In the decades ahead, Ellesmere and the neighbourhoods through which it runs will be changed from top to bottom. The idea of land as an almost infinite resource no longer makes sense, even in Canada.
Taller buildings with retail at grade and residential above will eventually replace the strip malls that make Ellesmere a wasteland. By then there will also be bicycle lanes and light-rail transit. People won't call it Scarberia anymore.
MONDEO SPRING, 8 MONDEO DRIVE: Sitting just off Ellesmere at Birchmount Rd., this enormous slab exerts its presence through sheer size.
It's not so much the height, which at 17 storeys qualifies as midrise, but the massive horizontal volume of the project. The front facade is all balconies held up by a series of vertical shafts that reach to the top of the structure. In this way, the architects have managed to cut down the bulk to some degree.
On the other hand, there's no mistaking that this is one huge development. It looks like a 21st-century version of those sprawling industrial campuses that appeared in the 1800s.
Perhaps the bigger-is-better approach makes sense in a context where large communities are being carved out of empty land.
One of the things we tend to overlook is that projects such as Mondeo Springs respond to one set of conditions even as they create another.

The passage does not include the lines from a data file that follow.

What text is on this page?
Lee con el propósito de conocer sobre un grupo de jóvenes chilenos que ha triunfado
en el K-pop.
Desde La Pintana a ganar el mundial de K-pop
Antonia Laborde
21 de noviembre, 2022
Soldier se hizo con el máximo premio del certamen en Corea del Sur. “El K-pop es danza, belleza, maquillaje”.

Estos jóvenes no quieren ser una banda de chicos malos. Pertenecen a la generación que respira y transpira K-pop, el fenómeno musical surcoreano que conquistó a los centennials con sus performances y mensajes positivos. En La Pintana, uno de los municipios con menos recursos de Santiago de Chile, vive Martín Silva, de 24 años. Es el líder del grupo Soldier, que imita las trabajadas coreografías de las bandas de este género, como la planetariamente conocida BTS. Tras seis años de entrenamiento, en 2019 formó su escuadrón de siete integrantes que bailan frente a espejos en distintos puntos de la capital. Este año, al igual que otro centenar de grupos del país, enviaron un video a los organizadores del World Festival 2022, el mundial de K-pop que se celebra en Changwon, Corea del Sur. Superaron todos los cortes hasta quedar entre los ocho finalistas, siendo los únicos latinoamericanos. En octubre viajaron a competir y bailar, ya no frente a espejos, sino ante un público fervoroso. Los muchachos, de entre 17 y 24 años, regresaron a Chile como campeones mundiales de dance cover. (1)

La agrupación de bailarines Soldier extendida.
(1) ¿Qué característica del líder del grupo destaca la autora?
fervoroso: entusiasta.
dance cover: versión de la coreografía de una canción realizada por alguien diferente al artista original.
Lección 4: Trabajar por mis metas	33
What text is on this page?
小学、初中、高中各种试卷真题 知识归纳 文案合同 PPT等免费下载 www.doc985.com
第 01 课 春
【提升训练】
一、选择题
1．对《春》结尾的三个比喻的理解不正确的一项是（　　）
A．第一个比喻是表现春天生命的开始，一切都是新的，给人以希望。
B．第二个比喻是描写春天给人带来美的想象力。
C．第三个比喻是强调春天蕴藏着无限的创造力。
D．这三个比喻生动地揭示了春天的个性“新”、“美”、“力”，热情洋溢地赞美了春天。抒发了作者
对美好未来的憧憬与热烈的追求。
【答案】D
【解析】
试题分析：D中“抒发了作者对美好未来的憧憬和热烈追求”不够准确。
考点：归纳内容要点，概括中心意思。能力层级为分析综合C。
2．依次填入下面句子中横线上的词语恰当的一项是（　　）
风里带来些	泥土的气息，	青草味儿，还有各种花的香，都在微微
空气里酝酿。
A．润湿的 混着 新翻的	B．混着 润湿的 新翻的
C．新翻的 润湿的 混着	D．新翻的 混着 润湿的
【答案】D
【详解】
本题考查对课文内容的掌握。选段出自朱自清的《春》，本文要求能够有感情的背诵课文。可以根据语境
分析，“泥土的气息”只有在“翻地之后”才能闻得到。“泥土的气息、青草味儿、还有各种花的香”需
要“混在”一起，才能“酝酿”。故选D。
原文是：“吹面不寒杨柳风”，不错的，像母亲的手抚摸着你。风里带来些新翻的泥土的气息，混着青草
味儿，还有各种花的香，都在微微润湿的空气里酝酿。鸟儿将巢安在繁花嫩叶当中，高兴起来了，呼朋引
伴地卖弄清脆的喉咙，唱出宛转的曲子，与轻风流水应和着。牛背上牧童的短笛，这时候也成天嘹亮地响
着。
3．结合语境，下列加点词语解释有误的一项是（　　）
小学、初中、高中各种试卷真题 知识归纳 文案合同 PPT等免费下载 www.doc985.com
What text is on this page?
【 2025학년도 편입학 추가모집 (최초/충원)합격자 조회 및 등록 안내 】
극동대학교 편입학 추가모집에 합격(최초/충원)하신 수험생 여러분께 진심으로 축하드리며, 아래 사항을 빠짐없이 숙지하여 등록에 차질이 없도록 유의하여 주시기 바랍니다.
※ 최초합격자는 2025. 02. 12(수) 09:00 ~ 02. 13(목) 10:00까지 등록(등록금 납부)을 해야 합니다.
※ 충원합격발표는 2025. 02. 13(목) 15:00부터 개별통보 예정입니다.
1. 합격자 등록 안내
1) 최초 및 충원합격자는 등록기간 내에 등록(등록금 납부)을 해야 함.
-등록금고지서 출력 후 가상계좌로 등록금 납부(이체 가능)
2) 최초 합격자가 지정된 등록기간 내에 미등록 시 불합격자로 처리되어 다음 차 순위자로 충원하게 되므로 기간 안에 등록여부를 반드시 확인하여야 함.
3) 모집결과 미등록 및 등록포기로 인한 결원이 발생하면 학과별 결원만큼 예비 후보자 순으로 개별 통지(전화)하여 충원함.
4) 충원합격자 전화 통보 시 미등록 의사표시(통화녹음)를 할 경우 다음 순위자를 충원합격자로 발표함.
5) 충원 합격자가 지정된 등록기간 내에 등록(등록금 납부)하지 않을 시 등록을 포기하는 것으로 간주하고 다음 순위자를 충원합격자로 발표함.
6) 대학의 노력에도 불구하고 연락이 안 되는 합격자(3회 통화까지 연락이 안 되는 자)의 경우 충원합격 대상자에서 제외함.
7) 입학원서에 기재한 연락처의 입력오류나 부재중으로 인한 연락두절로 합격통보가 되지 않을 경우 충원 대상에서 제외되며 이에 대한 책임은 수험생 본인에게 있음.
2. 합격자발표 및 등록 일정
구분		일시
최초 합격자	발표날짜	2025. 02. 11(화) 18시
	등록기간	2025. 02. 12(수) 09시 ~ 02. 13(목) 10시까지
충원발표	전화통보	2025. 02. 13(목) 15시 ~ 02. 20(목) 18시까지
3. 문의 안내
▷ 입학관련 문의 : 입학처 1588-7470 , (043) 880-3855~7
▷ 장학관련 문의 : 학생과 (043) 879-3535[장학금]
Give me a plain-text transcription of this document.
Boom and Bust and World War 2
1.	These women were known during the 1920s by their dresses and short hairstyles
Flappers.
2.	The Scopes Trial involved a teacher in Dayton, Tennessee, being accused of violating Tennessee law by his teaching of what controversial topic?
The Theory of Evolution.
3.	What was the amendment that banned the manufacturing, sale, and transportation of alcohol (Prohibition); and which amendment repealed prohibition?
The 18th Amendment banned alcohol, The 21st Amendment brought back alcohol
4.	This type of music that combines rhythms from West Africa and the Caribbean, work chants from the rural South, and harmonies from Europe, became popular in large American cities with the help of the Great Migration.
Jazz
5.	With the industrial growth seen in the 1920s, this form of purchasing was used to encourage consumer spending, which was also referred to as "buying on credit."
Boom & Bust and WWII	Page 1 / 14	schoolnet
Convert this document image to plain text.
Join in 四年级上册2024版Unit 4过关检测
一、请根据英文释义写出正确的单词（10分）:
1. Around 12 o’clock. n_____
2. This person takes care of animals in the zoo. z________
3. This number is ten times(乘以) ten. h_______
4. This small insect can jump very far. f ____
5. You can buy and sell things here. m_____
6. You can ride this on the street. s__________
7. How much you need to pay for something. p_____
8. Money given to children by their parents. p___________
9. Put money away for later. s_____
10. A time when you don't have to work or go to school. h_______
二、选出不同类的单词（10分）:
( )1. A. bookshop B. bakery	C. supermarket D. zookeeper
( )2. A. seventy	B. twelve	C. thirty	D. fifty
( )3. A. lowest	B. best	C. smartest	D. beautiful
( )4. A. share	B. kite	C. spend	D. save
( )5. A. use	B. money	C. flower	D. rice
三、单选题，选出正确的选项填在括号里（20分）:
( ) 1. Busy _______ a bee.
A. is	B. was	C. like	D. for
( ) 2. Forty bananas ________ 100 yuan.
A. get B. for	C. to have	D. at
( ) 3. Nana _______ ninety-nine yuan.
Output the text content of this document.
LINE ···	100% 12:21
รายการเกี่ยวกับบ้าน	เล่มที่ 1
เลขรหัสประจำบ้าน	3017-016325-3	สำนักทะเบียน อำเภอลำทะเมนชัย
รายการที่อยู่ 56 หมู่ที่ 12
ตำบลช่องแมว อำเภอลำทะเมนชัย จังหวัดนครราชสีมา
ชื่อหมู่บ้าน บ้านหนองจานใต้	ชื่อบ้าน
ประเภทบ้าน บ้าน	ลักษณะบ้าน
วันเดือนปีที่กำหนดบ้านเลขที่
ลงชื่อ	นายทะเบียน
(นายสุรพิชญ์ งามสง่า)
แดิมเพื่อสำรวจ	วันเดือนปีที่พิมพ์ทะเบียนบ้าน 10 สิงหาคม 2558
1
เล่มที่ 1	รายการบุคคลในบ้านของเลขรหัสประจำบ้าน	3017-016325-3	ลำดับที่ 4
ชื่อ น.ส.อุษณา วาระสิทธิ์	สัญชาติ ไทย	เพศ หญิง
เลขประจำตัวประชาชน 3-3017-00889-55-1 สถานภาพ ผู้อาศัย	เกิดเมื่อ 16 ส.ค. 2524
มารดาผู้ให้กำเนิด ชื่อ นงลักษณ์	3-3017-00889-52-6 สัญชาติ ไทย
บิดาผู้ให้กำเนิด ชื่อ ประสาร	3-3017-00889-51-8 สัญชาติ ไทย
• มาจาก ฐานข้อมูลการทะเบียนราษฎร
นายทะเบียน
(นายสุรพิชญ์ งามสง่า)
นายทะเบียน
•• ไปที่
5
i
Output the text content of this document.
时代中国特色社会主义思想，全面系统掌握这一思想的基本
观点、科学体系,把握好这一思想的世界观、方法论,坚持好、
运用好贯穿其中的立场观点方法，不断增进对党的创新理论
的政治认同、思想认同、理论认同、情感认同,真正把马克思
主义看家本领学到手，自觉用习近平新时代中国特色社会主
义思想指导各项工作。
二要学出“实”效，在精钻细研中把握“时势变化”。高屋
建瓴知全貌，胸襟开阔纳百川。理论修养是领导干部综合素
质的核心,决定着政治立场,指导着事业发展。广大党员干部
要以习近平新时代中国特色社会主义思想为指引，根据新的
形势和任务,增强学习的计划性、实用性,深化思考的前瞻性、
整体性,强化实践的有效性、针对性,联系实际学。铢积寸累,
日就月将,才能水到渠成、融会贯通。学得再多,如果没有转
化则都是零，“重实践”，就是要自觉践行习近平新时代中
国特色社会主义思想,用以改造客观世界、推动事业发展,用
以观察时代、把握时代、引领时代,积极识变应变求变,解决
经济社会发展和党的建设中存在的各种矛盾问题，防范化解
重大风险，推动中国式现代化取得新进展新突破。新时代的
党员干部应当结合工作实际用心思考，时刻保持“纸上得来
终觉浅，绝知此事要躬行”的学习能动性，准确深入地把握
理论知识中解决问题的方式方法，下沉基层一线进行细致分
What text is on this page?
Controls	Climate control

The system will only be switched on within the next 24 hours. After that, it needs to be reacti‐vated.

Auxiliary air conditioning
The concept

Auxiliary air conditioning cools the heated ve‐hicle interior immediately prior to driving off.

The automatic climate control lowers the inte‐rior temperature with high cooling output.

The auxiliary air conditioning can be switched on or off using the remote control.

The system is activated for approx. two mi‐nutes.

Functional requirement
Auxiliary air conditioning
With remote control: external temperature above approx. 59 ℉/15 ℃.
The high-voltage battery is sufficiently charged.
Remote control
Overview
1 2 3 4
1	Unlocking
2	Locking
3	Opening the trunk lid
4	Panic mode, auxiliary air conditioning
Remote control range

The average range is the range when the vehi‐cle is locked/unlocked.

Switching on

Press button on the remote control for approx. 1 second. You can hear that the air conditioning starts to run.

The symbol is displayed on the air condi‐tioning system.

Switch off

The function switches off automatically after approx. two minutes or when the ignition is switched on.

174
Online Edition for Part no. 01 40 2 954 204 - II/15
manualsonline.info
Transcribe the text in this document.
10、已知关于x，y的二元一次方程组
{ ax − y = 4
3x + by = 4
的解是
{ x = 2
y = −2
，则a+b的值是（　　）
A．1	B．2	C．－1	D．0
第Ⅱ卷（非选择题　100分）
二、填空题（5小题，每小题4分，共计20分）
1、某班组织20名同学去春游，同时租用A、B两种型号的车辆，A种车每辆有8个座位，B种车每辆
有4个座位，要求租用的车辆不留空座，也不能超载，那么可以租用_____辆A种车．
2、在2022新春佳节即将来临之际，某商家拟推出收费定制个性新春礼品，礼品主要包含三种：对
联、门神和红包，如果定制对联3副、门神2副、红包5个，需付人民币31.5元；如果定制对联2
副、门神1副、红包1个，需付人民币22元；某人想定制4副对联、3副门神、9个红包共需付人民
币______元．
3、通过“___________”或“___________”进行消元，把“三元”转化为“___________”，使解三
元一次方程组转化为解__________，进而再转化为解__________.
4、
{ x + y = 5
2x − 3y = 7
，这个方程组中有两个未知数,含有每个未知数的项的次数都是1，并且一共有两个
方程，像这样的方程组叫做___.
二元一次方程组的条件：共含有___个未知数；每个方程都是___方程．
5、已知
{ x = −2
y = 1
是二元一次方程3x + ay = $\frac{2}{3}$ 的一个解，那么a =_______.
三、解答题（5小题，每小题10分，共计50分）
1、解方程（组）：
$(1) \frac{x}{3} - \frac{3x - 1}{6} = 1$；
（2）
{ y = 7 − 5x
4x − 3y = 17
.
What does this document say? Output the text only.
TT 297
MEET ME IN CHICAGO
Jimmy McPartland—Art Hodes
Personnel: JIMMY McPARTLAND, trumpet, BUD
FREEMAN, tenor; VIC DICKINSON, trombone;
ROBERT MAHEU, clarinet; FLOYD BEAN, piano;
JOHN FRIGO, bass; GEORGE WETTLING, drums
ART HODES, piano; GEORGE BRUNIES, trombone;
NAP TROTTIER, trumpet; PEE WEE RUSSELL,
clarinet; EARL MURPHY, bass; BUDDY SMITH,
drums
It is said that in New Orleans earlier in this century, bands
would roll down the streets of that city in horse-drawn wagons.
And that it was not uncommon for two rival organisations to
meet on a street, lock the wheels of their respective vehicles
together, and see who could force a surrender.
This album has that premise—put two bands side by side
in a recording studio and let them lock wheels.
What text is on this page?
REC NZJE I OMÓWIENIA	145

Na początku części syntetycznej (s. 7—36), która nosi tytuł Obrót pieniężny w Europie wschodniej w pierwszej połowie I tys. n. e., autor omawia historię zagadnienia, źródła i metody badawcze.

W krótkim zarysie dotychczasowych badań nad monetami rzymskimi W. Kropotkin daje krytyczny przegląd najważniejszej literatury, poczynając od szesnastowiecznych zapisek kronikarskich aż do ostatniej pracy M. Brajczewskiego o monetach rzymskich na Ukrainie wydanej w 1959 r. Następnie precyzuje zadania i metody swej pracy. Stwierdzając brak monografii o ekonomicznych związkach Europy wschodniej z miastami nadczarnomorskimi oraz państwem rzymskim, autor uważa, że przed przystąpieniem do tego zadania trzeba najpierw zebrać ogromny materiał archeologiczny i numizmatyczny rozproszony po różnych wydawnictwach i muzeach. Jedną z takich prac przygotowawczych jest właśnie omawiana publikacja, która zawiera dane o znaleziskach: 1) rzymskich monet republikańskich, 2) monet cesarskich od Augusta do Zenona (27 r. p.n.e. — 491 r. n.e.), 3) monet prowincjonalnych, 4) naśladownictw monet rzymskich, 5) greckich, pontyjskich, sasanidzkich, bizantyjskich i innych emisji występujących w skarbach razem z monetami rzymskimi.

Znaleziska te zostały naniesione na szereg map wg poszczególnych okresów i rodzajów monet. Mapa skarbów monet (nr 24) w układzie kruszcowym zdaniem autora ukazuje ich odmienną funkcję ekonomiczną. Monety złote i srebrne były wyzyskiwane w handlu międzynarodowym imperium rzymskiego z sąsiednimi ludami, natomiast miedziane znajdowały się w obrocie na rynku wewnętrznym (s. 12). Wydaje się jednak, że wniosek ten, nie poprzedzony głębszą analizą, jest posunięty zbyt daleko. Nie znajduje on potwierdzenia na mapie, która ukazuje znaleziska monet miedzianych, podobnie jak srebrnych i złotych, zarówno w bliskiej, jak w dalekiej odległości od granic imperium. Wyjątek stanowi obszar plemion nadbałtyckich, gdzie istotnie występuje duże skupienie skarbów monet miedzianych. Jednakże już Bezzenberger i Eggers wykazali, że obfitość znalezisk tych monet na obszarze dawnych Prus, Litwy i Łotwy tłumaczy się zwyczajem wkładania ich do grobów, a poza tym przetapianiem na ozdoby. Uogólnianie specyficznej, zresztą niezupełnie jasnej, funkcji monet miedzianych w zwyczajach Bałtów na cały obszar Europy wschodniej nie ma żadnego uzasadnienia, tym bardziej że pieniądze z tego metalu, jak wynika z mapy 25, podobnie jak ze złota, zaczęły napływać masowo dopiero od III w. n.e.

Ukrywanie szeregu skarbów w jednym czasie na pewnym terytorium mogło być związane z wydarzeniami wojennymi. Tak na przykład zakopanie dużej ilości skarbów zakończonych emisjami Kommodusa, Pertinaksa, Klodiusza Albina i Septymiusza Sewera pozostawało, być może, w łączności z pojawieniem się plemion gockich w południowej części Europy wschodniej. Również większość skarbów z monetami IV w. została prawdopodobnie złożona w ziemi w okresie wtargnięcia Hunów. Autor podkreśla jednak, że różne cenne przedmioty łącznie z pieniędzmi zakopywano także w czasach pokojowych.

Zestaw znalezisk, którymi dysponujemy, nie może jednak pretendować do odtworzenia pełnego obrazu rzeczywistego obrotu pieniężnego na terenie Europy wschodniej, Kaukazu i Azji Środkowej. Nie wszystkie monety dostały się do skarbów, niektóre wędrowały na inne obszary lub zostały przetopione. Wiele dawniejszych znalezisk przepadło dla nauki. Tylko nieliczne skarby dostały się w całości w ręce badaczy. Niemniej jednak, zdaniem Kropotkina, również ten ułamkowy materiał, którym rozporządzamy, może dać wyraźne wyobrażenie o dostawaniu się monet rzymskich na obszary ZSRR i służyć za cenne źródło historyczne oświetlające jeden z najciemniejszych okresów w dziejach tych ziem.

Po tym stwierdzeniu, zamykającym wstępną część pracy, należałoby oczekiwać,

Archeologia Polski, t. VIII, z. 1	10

The suburban aspect of the situation is reflected in the massing of the building, which is a big, dense, boxlike and self-contained in its own compound within a parking lot. At the same time, the arrival of so many new residents to the area will lead to greater need for amenities, shops and transit.
This process – let's call it the maturing of suburbia – will occupy more effort and energy in the coming decades.
The final irony might be that the empty spaces that enslaved the suburbs will eventually save them. One generation's green space will become growth space for the next.